Druck auf die Regierung kam vom Digitalverband Bitkom und von den Grünen - Deutschland dürfe sich bei der Digitalisierung nicht abhängen lassen.

Braun sagte kurz nach dem Auftakt der Klausur, die Mobilfunkbetreiber seien für 99 Prozent des Ausbaus des Funknetzes verantwortlich und "für das letzte Prozent" nehme die Regierung 1,1 Milliarden Euro in die Hand.

Damit werde sichergestellt, dass künftig in allen Haushalten sowie auf Straßen und im ländlichen Raum mobil telefoniert werden könne. Außerdem sollten Landwirte dabei unterstützt werden, "5G-Netzwerke auf ihren Ackerflächen aufzubauen".

Verkehrs-Staatssekretär Steffen Bilger (CDU) sagte der "Stuttgarter Zeitung" und den "Stuttgarter Nachrichten", die benötigten 1,1 Milliarden Euro würden bis 2024 über das Sondervermögen Digitale Infrastruktur zur Verfügung gestellt.

Regierung will staatliches Mobilfunk-Unternehmen gründen

Schon im Frühjahr hatte sich die Regierungskoalition zudem darauf verständigt, ein Staatsunternehmen mit rund hundert Mitarbeitern zu gründen, um jene Gebiete zu erschließen, die für private Betreibergesellschaften selbst mit Förderzuschüssen nicht lukrativ sind.

Neben der Mobilfunkstrategie sollte es am Sonntag in Meseberg auch generell um den Stand und die Herausforderungen der Digitalisierung in Deutschland gehen, wie Regierungssprecher Steffen Seibert erklärte.
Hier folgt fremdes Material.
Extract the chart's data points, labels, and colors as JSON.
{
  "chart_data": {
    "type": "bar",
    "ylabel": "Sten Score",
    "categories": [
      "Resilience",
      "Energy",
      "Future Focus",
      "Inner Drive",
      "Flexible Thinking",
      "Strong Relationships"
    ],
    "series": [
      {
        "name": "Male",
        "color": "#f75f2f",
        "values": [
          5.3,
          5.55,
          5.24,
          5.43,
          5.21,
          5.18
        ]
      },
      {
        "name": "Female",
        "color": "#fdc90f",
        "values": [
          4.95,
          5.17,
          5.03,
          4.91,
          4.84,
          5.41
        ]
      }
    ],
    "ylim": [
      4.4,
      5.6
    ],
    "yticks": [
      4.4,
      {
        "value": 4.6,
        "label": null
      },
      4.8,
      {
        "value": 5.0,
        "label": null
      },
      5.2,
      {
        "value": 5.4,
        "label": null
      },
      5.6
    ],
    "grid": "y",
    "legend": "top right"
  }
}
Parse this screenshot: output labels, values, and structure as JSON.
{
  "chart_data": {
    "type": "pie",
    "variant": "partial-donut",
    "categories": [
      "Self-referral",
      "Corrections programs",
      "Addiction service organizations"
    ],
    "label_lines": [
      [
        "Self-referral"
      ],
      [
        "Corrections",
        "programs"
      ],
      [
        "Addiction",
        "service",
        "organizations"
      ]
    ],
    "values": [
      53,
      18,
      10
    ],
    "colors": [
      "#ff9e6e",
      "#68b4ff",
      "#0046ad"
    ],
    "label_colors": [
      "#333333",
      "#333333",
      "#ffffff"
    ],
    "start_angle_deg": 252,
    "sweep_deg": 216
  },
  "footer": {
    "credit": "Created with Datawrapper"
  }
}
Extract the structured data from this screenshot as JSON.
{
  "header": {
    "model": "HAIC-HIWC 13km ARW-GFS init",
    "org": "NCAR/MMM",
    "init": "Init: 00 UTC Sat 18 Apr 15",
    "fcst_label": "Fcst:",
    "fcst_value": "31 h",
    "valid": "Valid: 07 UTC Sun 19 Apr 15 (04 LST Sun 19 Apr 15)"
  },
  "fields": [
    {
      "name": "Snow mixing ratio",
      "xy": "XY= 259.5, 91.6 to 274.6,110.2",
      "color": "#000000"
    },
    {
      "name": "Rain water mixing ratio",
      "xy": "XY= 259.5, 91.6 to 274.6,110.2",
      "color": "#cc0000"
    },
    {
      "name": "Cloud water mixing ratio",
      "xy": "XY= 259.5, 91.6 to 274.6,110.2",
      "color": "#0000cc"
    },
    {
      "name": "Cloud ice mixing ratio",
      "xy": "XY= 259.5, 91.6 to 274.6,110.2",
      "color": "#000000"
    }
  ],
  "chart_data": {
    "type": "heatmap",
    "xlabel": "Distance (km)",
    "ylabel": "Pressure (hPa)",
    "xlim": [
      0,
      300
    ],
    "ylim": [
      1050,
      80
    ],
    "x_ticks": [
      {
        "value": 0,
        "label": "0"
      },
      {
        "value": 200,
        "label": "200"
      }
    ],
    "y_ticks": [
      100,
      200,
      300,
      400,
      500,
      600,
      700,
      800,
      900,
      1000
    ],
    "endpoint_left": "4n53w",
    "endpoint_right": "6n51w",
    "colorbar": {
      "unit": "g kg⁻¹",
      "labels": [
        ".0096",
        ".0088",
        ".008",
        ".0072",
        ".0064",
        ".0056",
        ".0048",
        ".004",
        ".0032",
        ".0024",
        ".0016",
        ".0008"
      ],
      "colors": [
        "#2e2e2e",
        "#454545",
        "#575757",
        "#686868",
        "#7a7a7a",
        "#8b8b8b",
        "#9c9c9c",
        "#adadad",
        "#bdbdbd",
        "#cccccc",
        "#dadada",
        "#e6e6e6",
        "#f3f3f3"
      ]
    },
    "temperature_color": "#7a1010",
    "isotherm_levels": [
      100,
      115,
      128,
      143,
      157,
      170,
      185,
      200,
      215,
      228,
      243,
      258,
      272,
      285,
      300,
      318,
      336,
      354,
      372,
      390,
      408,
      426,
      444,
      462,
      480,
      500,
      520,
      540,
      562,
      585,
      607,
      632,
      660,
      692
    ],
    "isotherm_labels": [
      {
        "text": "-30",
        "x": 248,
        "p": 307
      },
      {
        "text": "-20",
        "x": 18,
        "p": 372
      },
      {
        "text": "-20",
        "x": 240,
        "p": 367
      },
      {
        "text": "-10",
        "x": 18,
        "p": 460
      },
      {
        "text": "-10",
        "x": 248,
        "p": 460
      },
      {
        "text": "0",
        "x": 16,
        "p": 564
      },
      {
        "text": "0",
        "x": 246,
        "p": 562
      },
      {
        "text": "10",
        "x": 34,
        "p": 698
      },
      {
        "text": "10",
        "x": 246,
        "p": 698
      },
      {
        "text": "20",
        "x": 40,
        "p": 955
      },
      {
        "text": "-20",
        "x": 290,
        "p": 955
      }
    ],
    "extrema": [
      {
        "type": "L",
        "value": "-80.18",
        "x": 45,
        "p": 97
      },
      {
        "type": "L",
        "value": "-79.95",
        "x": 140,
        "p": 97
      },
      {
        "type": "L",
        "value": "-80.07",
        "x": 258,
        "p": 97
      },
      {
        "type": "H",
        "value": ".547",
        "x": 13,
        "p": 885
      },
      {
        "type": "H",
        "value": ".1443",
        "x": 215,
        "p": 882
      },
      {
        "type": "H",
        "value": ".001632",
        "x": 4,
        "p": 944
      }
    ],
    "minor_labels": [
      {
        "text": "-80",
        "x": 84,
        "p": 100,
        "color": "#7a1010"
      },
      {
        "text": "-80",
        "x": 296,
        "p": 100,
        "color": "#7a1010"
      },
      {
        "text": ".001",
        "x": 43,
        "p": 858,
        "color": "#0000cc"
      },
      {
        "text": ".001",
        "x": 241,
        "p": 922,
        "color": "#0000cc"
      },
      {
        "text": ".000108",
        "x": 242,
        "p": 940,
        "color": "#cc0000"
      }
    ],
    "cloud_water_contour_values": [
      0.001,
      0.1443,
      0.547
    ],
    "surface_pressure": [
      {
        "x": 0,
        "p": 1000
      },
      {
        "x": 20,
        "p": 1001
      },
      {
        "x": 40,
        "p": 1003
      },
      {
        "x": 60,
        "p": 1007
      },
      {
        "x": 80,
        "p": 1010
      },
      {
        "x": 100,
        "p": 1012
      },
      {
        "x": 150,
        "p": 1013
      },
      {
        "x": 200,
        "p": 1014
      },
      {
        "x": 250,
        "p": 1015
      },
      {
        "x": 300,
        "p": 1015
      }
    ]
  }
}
Punkte auf der Agenda des Treffens waren auch die digitale Verwaltung und die Auswirkungen von Technologien wie Künstlicher Intelligenz (KI) oder Blockchains auf die Gesellschaft.

Warnung von Bitkom

Der Branchenverband Bitkom mahnte im Vorfeld zur Eile und warnte davor, dass Deutschland abgehängt wird. Im Koalitionsvertrag stehe zwar fast 300 Mal das Wort digital, "dennoch fällt Deutschland im internationalen Digitalvergleich weiter zurück", sagte Bitkom-Präsident Achim Berg. Deutschland sei schlicht kein "digitaler Antreiber" und etwa beim E-Government "nicht einmal mehr europäisches Mittelmaß". Auch in der Wirtschaft fehle es an Tempo.

Die Bundesregierung müsse Digitalpolitik "von Grund auf neu denken", fuhr Bitkom-Präsident Berg fort. Zwar gebe es positive Ansätze etwa in der Mobilfunkstrategie, im Digitalpakt für Schulen und bei der Digitalisierung der medizinischen Versorgung. Die gesamte Digitalpolitik benötige jedoch eine "in sich konsistente Strategie", die sich auf Deutschlands spezifische Stärken fokussiere, statt eine "Ressourcenverteilung mit der Gießkanne".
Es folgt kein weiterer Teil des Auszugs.